There can be such a thing as too much security, the Navy said in a new Instruction on “Operations Security” (pdf) or OPSEC.
OPSEC refers to the control of unclassified indicators that an adversary could use to derive “critical information” (CI) concerning military or intelligence programs.
“Properly applied, OPSEC contributes directly to operational effectiveness by withholding CI from an adversary, thereby forcing an adversary’s decisions to be based on information friendly forces choose to release,” the new Navy Instruction said. “Inadequate OPSEC planning or poor execution degrades operational effectiveness by hindering the achievement of surprise.”

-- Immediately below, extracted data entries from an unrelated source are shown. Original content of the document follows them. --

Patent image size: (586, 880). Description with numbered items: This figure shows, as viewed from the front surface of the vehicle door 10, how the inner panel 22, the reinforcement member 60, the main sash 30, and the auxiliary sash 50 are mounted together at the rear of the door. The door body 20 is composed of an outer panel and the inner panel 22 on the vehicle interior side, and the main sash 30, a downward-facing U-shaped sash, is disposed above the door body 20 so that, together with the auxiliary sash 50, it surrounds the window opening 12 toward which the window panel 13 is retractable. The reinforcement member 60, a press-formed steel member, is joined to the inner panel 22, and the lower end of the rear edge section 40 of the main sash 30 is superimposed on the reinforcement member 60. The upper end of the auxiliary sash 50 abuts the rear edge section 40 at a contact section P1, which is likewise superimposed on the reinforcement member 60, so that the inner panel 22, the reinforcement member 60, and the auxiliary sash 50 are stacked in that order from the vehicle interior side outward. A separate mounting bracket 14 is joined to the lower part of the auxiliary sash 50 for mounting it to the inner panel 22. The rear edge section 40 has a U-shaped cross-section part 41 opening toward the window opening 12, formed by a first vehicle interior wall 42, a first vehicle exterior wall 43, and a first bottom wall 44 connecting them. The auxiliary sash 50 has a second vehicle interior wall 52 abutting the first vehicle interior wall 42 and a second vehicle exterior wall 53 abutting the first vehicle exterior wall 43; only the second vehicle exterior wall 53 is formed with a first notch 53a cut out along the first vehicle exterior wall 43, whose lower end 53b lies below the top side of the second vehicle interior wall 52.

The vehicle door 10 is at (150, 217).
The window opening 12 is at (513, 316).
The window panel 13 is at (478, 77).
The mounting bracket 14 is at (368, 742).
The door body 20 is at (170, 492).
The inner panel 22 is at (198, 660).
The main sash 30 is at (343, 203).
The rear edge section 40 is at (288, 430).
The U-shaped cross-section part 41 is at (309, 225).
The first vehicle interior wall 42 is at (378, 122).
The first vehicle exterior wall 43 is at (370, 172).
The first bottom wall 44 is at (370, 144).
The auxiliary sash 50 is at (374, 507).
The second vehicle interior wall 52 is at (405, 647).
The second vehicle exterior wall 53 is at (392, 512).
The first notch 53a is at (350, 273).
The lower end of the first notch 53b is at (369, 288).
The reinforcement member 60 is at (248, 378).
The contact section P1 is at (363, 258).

But even if adequately planned and executed, not all OPSEC is necessary or useful; sometimes it is actually counterproductive.
“Excessive OPSEC countermeasures… can degrade operational effectiveness by interfering with the required activities such as coordination, training and logistical support,” the Instruction said. See “Operations Security,” OPNAV Instruction 3432.1A, 4 August 2011.
Unfortunately, the Instruction does not and perhaps cannot provide criteria for distinguishing between proper OPSEC and excessive OPSEC. Instead, it directs commanders and program managers to “evaluate” each operation and draw the appropriate conclusions. What if the program manager is shortsighted or simply makes a mistake? What if OPSEC is justified from a security perspective, but also undermines government accountability or public confidence in government integrity? The Instruction has nothing to say about that.
Because of the subjective element in such decisions, the use of OPSEC (like the application of national security classification controls) is often arbitrary and disputed.
After 30 U.S. servicemen, including 17 Navy SEALs, were killed in Afghanistan on August 6 when their helicopter was shot down, U.S. Special Operations Command asked that the names of the SEALs not be disclosed for security reasons. Secretary of Defense Leon Panetta rejected that view and the names were released by the Pentagon yesterday.
But in a questionable nod to OPSEC, the name of the unit to which the SEALs were attached — the Naval Special Warfare Development Group (DEVGRU) — was not cited by the Pentagon, Bloomberg News reported. Instead, the DoD press release referred only to “an East Coast-based Naval Special Warfare unit.” Yet the Navy itself has previously acknowledged and referred by name to the same SEAL unit. See “Pentagon Releases Identities of SEALs Killed, Not Unit Name” by Tony Capaccio, Bloomberg News, August 11.